Séminaire Données et Aléatoire Théorie & Applications

6/10/2022 - 14:00 Hugo Richard Salle 106

There will be two talks:

(1) In brain mapping, a rising trend is to experiment with naturalistic stimuli such as movie watching or audio track listening rather than tightly controlled but outrageously simple stimuli. However, the analysis of these "naturalistic" stimuli is more difficult to carry. Independent component analysis (ICA) is a popular method to analyze the data of a single subject but it is challenging to generalize ICA to datasets with multiple subjects. We present several methods to perform ICA in such a context.

(2) A popular approach to go beyond the worst-case analysis of online algorithms is to assume the existence of predictions that can be leveraged to improve performances. Those predictions are usually given by some external sources that cannot be fully trusted. Instead, we argue that trustful predictions can be built by algorithms, while they run. We investigate this idea in the illustrative context of static scheduling with exponential job sizes.
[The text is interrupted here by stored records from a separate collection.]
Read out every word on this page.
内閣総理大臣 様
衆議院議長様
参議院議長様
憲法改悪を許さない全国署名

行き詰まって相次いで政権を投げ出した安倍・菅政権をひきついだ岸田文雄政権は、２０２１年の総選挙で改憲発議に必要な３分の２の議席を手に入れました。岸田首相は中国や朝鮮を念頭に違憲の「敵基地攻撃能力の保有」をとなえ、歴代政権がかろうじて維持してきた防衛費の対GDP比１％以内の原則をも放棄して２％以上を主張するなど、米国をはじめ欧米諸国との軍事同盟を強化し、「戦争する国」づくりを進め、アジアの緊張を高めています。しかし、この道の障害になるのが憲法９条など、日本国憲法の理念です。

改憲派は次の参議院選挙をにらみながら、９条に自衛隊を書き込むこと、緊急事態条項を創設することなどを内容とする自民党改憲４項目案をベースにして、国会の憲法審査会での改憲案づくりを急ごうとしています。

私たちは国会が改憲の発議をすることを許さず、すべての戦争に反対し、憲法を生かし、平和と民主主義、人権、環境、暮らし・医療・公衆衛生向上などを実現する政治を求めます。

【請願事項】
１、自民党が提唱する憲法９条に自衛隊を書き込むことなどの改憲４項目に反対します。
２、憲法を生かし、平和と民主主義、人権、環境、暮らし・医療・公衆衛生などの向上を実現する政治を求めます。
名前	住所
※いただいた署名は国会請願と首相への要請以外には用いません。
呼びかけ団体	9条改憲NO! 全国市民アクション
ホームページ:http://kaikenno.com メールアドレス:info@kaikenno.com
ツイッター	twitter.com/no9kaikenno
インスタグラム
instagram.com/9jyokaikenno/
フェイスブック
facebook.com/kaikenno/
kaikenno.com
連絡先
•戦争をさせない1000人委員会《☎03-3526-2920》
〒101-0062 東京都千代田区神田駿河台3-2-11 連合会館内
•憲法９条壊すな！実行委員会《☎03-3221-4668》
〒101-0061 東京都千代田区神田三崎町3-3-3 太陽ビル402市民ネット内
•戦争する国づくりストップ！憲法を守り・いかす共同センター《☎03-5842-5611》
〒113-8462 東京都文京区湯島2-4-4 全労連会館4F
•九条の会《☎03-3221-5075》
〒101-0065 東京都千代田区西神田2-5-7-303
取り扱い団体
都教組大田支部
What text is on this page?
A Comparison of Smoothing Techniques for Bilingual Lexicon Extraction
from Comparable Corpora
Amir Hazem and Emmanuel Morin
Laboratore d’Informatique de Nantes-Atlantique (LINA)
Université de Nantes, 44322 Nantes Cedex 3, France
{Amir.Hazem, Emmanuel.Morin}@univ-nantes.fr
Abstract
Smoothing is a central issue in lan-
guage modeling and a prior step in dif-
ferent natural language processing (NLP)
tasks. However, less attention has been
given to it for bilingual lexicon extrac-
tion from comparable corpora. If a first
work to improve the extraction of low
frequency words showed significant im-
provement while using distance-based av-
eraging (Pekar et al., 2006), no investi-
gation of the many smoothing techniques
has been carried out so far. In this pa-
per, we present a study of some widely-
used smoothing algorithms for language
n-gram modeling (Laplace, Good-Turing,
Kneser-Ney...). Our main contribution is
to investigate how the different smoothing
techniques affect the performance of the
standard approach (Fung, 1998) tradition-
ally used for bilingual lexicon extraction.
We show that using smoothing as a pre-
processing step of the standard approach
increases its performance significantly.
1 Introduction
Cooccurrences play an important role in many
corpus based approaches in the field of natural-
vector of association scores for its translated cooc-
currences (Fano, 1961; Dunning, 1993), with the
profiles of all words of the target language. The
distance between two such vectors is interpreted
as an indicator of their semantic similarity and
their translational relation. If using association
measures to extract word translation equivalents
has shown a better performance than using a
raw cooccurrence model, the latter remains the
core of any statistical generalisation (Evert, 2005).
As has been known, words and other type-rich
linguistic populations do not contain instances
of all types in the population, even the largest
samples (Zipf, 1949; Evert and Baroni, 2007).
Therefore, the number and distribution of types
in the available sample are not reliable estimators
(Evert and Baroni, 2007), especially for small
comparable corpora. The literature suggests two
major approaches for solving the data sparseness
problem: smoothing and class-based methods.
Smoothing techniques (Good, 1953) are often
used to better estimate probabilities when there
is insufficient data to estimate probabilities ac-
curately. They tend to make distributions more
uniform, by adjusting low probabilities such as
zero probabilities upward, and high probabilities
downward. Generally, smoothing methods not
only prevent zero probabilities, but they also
Indeed, we prove that algorithms agnostic to this structure do not perform better than in the worst case. In contrast, when the expected job sizes are known, we show that the best algorithm using this information, called Follow-The-Perfect-Prediction (FTPP), exhibits much better performances. Then, we introduce two adaptive explore-then-commit types of algorithms: they both first (partially) learn expected job sizes and then follow FTPP once their self-predictions are confident enough. On the one hand, ETCU explores in "series", by completing jobs sequentially to acquire information. On the other hand, ETCRR, inspired by the optimal worst-case algorithm Round-Robin (RR), explores efficiently in "parallel". We prove that both of them asymptotically reach the performances of FTPP, with a faster rate for ETCRR. Those findings are empirically evaluated on synthetic data.